Se advierte, además, este elemento perturbador: el debilitamiento de
las instituciones republicanas no afecta gravemente la popularidad de
nuestros populistas y puede que en algunos casos la robustezca. Esto se
confirma en el caso de Nicolás Maduro, que aunque no está en el grupo de
los más populares, porque su aprobación se sitúa en 43 por ciento,
tiene cifras más altas de las que merece cualquier régimen que haya
hecho escarnio de la democracia, como ha sido, desde 1999, el caso del
chavismo. Esta no parece ser, para muy amplios sectores de la población,
un factor determinante.
Lo tercero y último que rescato de la clasificación entre “populares
anormales”, “impopulares anormales” e “impopulares normales”, es que la
última categoría, que es quizá la más importante, porque da la pauta
continental, implica una mezcla de dos tipos de gobierno: los que han
hecho las cosas razonablemente bien y los que no. Por ejemplo, es obvio
que hay una aparente incoherencia entre las excelentes cifras económicas
del gobierno de Piñera y su nivel de aprobación, que está por detrás de
gobiernos con menos pergaminos. Acompaña en este grupo a Piñera, por
ejemplo, la Presidenta Rousseff, bajo cuyo gobierno la economía de
Brasil ha crecido muy poco y experimenta unas deficiencias que han
llevado a cuestionar el modelo de desarrollo a sectores muy influyentes
del país.
Si le sumamos a eso el serio déficit ético del PT, el partido
gobernante, uno pensaría que, tal como funciona la popularidad
presidencial en el subcontinente, Brasil debería estar en el grupo de
los “impopulares anormales”. Es cierto: Dilma ha tenido gestos valientes
y drásticos contra la corrupción del gobierno anterior. Pero no es
menos cierto que Lula, el antecesor, goza de una gran popularidad y por
tanto, confirma que el déficit ético no resulta un problema grave para
la aprobación de un mandatario o mandataria que representen al PT.
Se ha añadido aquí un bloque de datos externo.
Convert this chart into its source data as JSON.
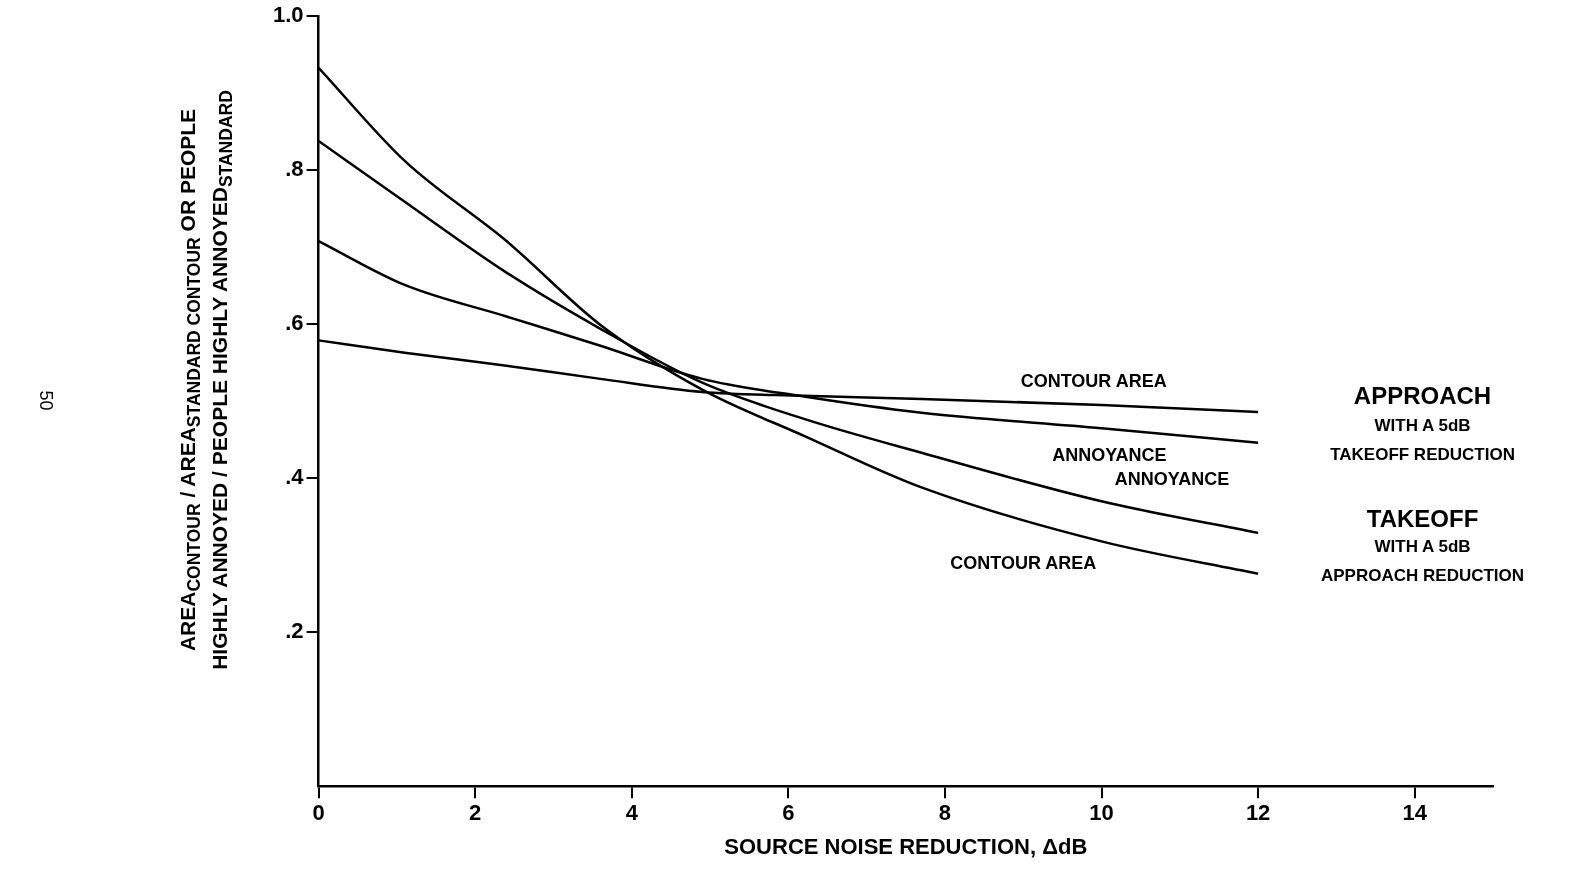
{
  "chart_data": {
    "type": "line",
    "xlabel": "SOURCE NOISE REDUCTION, ΔdB",
    "ylabel": "AREA$_{CONTOUR}$ / AREA$_{STANDARD CONTOUR}$ OR PEOPLE HIGHLY ANNOYED / PEOPLE HIGHLY ANNOYED$_{STANDARD}$",
    "x": [
      0,
      1.1,
      2.4,
      3.6,
      4.9,
      6.2,
      7.7,
      10,
      12
    ],
    "series": [
      {
        "color": "#000000",
        "values": [
          0.933,
          0.812,
          0.708,
          0.599,
          0.515,
          0.455,
          0.388,
          0.318,
          0.276
        ]
      },
      {
        "color": "#000000",
        "values": [
          0.838,
          0.759,
          0.667,
          0.594,
          0.524,
          0.477,
          0.433,
          0.37,
          0.329
        ]
      },
      {
        "color": "#000000",
        "values": [
          0.708,
          0.651,
          0.61,
          0.572,
          0.529,
          0.506,
          0.485,
          0.465,
          0.446
        ]
      },
      {
        "color": "#000000",
        "values": [
          0.579,
          0.563,
          0.546,
          0.529,
          0.512,
          0.507,
          0.503,
          0.495,
          0.486
        ]
      }
    ],
    "xlim": [
      0,
      15
    ],
    "xticks": [
      0,
      2,
      4,
      6,
      8,
      10,
      12,
      14
    ],
    "ylim": [
      0,
      1
    ],
    "yticks": [
      {
        "value": 0.2,
        "label": ".2"
      },
      {
        "value": 0.4,
        "label": ".4"
      },
      {
        "value": 0.6,
        "label": ".6"
      },
      {
        "value": 0.8,
        "label": ".8"
      },
      {
        "value": 1,
        "label": "1.0"
      }
    ],
    "grid": false,
    "legend": false,
    "marker": "none",
    "line_style": "solid",
    "annotations": [
      "CONTOUR AREA",
      "ANNOYANCE",
      "ANNOYANCE",
      "CONTOUR AREA",
      "APPROACH",
      "WITH A 5dB",
      "TAKEOFF REDUCTION",
      "TAKEOFF",
      "WITH A 5dB",
      "APPROACH REDUCTION",
      "50"
    ]
  }
}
Mencioné anteriormente el hecho de que varios de los gobernantes más
populares son hoy populistas con rasgos autoritarios. Quizá haya una
relación entre eso y el hecho de que los gobernantes respetuosos de la
democracia no cosechan una recompensa en el sentimiento ciudadano por
respetar el estado de derecho. Tal vez sea una confirmación de que la
democracia y el estado de derecho gozan de una popularidad precaria,
como lo señalan las encuestas que miden esto a escala subcontinental de
tanto en tanto. Si es así, hay allí una permanente señal de peligro.